Telling Ourselves New Stories

Tattoos, like other forms of art within our society, are a way of making connections with others and statements about personal identity.  When gang members go straight, they often have one or more tattoos reminding them of their past.  A Denver Post article recently profiled a tattoo artist, Chris Klein, who donates his services to cover gang tattoos with new images.  One of the article’s readers commented that talking about “former” gang members is not really accurate because their crimes have lasting repercussions in the community long after they leave the gang.  Another commenter suggested that a new tattoo could be a first step toward a future of counseling gang-influenced young people to turn away from crime.  Although the latter post was meant as a rebuttal of the first, I’d say that both are accurate observations.

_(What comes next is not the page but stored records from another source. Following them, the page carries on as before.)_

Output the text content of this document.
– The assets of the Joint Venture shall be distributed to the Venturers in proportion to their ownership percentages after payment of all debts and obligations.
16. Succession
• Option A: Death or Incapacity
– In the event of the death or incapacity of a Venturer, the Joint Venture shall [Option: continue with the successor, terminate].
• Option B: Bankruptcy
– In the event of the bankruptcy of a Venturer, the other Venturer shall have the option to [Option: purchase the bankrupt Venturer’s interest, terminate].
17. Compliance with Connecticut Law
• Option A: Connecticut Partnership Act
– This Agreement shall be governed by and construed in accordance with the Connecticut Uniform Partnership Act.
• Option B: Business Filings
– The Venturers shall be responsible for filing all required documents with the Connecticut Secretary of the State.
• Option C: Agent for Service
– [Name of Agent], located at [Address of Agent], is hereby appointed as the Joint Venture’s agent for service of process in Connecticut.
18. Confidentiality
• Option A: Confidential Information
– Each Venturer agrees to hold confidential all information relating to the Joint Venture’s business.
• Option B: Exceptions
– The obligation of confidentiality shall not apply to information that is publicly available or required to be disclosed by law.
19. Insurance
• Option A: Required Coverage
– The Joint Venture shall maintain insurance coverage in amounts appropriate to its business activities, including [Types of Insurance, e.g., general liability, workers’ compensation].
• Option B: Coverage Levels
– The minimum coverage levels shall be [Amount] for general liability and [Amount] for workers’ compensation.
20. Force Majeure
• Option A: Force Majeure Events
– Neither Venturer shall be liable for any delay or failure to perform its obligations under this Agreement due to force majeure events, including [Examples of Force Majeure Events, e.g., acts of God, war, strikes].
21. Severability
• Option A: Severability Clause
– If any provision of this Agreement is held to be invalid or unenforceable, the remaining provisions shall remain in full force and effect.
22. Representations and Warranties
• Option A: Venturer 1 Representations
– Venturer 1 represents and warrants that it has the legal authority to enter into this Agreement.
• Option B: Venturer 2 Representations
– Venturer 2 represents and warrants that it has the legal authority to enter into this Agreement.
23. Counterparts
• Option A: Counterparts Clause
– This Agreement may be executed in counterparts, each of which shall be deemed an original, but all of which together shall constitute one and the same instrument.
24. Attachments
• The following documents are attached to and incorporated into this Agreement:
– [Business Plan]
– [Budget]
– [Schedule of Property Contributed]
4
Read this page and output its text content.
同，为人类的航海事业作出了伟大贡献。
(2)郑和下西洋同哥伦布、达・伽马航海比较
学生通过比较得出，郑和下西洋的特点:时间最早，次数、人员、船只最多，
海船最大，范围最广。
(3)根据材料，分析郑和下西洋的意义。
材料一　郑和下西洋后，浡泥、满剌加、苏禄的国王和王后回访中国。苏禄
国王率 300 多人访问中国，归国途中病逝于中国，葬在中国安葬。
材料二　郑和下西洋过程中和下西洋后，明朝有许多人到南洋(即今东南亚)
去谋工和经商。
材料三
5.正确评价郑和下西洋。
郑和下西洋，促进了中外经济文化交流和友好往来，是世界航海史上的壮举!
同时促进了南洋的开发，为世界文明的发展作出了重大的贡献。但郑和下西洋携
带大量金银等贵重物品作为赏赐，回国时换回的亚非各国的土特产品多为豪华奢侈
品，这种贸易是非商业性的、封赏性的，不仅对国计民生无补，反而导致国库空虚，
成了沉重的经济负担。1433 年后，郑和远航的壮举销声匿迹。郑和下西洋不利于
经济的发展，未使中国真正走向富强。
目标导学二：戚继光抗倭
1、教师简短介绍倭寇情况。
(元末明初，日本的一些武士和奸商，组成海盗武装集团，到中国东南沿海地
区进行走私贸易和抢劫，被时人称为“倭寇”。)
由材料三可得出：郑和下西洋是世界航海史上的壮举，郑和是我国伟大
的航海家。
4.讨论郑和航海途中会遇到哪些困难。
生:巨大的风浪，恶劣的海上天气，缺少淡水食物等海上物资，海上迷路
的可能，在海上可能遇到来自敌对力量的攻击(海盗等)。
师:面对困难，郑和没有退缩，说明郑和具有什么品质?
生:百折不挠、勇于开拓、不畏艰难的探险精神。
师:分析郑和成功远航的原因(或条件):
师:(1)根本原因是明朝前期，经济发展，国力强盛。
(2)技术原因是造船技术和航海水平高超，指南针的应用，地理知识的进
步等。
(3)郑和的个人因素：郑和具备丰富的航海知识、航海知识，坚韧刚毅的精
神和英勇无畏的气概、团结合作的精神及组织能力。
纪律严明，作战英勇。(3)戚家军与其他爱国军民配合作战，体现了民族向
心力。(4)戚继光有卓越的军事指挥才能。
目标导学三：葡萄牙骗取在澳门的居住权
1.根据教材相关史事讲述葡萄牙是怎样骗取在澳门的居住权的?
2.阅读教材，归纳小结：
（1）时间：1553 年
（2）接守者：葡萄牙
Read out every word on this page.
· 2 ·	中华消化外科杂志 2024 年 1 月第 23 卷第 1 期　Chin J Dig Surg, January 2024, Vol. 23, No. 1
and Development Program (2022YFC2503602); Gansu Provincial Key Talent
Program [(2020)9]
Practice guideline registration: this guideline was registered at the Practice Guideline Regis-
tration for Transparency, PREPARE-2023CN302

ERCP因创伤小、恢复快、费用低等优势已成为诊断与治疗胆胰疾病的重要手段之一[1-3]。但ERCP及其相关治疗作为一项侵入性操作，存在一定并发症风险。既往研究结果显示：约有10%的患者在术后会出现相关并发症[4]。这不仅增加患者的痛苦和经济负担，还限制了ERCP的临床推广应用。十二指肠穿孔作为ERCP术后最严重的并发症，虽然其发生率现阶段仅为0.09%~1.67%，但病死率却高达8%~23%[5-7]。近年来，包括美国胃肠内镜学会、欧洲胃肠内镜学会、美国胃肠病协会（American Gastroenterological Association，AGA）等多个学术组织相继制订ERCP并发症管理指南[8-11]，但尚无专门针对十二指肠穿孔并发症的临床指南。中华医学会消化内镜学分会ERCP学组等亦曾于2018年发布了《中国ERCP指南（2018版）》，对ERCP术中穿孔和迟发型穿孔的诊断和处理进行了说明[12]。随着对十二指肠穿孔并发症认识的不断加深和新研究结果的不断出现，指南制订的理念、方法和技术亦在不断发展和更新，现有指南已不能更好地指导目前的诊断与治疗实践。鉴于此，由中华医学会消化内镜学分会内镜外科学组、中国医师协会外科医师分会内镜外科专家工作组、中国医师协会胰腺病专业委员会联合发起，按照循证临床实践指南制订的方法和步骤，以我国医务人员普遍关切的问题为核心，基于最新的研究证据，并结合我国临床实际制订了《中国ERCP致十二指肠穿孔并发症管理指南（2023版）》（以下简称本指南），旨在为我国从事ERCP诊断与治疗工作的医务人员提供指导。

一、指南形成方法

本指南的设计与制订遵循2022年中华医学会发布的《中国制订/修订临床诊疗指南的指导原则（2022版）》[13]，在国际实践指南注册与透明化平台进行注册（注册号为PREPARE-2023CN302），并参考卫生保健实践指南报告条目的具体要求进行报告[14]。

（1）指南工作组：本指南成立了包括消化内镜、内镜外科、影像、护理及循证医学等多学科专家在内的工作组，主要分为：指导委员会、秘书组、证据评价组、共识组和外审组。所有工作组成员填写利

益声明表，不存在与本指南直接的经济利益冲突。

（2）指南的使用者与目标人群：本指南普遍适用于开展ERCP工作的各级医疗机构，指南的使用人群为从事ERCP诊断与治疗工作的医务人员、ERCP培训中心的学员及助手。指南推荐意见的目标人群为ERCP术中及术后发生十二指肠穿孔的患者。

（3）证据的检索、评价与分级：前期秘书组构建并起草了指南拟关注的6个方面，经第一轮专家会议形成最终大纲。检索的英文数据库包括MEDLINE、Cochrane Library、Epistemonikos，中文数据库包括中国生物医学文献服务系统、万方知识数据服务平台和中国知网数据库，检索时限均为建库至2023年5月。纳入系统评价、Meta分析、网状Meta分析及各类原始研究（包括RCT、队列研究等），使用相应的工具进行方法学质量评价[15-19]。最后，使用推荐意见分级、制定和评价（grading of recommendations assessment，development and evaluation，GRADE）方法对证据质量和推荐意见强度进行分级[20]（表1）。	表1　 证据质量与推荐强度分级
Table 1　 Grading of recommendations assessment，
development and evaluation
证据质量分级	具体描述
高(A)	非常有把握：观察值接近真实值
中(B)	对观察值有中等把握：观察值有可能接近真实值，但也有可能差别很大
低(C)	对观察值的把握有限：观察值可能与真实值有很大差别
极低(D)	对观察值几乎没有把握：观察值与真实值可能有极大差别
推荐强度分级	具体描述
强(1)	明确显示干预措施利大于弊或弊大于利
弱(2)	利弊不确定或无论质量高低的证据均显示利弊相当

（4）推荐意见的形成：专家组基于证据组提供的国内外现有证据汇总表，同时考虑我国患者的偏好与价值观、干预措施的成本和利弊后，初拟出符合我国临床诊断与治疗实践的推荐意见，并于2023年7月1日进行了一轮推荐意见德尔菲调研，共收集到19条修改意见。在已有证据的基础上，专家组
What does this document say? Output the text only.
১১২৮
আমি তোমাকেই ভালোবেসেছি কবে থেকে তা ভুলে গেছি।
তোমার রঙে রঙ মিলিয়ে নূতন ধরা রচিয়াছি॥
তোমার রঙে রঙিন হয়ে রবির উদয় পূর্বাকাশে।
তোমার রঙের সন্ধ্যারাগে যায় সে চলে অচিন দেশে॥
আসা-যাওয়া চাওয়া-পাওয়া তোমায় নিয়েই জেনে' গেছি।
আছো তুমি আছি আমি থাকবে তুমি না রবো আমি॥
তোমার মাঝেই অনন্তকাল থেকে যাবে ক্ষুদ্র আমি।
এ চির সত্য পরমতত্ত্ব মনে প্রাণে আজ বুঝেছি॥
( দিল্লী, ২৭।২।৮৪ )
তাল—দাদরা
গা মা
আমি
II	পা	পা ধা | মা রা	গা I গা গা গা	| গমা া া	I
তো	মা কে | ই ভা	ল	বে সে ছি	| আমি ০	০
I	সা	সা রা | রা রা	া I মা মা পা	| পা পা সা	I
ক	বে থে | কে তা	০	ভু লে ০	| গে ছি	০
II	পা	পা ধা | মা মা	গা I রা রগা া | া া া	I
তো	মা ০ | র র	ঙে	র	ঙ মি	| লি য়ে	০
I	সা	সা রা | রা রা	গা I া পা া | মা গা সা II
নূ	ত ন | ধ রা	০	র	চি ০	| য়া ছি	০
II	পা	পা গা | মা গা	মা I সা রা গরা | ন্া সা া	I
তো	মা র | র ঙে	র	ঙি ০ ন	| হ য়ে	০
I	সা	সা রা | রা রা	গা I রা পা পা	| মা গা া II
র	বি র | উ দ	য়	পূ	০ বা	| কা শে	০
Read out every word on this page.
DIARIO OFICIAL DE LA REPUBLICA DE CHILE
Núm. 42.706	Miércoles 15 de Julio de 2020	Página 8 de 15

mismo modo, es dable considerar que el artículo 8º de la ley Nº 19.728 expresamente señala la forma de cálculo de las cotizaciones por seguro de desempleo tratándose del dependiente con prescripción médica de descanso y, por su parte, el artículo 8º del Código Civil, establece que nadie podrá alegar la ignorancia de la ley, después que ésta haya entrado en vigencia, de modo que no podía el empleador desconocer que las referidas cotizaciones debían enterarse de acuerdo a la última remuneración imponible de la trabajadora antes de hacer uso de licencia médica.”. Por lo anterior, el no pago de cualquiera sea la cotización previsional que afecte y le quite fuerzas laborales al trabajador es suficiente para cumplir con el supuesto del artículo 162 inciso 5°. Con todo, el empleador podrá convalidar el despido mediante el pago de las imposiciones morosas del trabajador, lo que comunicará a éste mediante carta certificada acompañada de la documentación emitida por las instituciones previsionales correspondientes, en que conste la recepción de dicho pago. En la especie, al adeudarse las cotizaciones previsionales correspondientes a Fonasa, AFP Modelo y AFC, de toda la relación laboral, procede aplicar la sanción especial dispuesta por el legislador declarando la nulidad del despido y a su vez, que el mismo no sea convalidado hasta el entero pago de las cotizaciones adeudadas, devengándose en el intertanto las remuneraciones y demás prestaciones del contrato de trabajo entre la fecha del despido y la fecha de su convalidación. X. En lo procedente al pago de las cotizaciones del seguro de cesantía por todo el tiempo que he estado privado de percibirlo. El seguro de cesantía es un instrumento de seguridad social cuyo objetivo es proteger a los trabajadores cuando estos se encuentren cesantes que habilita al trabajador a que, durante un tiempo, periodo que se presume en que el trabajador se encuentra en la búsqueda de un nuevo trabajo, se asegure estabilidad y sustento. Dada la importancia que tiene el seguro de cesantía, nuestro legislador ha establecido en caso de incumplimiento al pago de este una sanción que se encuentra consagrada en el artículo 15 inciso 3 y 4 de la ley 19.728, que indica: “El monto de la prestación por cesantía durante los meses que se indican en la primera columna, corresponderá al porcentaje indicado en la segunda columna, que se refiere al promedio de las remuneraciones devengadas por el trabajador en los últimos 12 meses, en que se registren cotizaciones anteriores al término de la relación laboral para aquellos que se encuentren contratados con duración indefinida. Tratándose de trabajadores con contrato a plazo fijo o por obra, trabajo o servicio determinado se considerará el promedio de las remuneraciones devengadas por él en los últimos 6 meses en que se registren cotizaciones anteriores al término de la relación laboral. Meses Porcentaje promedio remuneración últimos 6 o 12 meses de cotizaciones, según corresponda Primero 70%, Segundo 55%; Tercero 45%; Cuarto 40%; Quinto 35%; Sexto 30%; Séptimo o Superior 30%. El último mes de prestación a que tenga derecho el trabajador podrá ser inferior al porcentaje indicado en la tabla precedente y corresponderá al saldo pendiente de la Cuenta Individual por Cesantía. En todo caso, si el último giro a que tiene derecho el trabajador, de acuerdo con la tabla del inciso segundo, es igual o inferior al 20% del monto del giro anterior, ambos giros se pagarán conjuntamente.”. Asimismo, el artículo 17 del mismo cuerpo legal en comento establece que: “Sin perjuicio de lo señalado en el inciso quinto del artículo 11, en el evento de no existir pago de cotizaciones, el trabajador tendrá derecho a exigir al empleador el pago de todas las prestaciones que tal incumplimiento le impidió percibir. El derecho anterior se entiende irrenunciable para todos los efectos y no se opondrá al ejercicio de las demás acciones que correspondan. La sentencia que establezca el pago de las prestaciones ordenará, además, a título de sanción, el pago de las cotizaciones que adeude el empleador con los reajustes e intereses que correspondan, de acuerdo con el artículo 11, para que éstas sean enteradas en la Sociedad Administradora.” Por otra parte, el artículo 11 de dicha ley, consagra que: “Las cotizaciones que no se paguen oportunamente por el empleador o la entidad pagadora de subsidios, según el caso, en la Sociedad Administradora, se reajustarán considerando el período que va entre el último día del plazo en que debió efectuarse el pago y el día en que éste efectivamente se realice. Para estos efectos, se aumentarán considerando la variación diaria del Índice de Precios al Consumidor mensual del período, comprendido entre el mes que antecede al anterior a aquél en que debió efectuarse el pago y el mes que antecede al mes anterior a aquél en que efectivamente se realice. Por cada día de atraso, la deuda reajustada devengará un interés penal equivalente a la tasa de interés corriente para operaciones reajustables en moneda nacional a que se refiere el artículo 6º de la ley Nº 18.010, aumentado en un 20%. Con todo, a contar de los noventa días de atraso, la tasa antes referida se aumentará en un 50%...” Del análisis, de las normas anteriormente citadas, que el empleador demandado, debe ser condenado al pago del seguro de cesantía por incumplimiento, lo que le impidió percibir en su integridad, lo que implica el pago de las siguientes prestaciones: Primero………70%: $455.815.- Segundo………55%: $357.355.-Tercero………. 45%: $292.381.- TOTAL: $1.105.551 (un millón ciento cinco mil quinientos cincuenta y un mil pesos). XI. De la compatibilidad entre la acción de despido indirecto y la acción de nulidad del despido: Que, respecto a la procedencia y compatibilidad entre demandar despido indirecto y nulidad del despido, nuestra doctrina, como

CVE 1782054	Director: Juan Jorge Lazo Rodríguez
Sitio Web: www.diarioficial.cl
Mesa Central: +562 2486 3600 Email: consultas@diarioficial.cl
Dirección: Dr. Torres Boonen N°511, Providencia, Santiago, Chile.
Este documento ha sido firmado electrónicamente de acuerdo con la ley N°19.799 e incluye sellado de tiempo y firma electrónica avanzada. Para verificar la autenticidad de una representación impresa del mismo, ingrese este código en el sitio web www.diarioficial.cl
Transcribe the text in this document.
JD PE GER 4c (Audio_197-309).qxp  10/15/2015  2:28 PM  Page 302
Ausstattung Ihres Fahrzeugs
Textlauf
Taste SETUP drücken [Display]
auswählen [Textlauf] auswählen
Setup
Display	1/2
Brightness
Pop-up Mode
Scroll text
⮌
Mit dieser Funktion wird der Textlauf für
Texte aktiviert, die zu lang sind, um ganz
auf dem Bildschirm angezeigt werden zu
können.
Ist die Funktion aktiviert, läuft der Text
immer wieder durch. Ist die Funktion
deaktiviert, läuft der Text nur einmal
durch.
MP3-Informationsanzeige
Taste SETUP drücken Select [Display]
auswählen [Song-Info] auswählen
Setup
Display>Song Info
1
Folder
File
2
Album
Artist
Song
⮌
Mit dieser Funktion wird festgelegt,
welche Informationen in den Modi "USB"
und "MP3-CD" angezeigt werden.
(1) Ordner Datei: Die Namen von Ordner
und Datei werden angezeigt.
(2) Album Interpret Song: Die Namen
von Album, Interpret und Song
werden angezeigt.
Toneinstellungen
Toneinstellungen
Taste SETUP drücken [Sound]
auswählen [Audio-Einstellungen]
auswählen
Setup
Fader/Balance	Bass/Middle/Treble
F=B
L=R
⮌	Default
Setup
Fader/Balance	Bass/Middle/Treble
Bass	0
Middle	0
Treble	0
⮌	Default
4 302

On Mark Stairwalt’s recommendation, I’ve started reading a book by James Hillman and Michael Ventura, colorfully titled We’ve Had a Hundred Years of Psychotherapy—and the World’s Getting Worse.  Hillman studied under the legendary psychoanalyst Carl Jung in the 1950s and went on to become the founder of a school of thought known as archetypal psychology.  He criticized conventional attitudes toward therapy because (among other shortcomings) the focus is on fixing what are seen as the problems of individuals, without regard to whether changes in the social environment might be more appropriate, and without considering the broader context of cultural myths and expectations.

As Hillman sees it, fantasy is an essential part of our lives.  All of us constantly put together narratives in our minds from one moment to the next, telling ourselves stories to make sense of our experiences.  While these stories may seem like a new reality to us, they originate in the experiences of our ancestors and in the specific patterns, or archetypes, that our culture recognizes as ways of existing in the world.  The evil gang member destroying the community is one such archetype.  The repentant ex-offender humbly making amends to the society he has wronged is another.  Many different narratives come into play during the course of a person’s life; but like tattoos that have been covered with new ink rather than removed, our previous stories remain part of us forever, even when we construct new mental images to take their place.

As discussed in Monday’s post here on Shift regarding independence and supports, there are multiple cultural narratives addressing what it means to be autistic; and although they have been much disputed on the Internet and elsewhere, they’re not necessarily incompatible with each other.  A generation ago, it was commonly believed that autism was a rare condition and that every autistic person would need a lifetime of constant assistance.  A more recent view—another archetype—describes autism as a spectrum made up of large numbers of people who are active participants in the community.

How can we reconcile these views, so often regarded as opposites?  I’d advise looking farther back in history, to a time long before any of the modern world’s concepts of autism existed.  Our tribal ancestors simply took it for granted both that everyone would participate in the community and that everyone would need assistance from the community throughout their lives.  These concepts were seen not only as entirely consistent with each other but as essential to the tribe’s well-being.

Andrew Lehman suggests that our perspective on autism could benefit from a closer look at the child-rearing practices of aboriginal matrifocal cultures, where young children spend large amounts of time with many adults.  The children take part in the tribe’s rituals and cultural activities, including art, storytelling, and dancing.  They feel the rhythms of their community on a deep and meaningful level because they have been part of it from their earliest days.  More understanding of these cultures could lead us to discover, as Hillman would have it, that the new stories we seek to guide us have been part of our ancestral consciousness all along.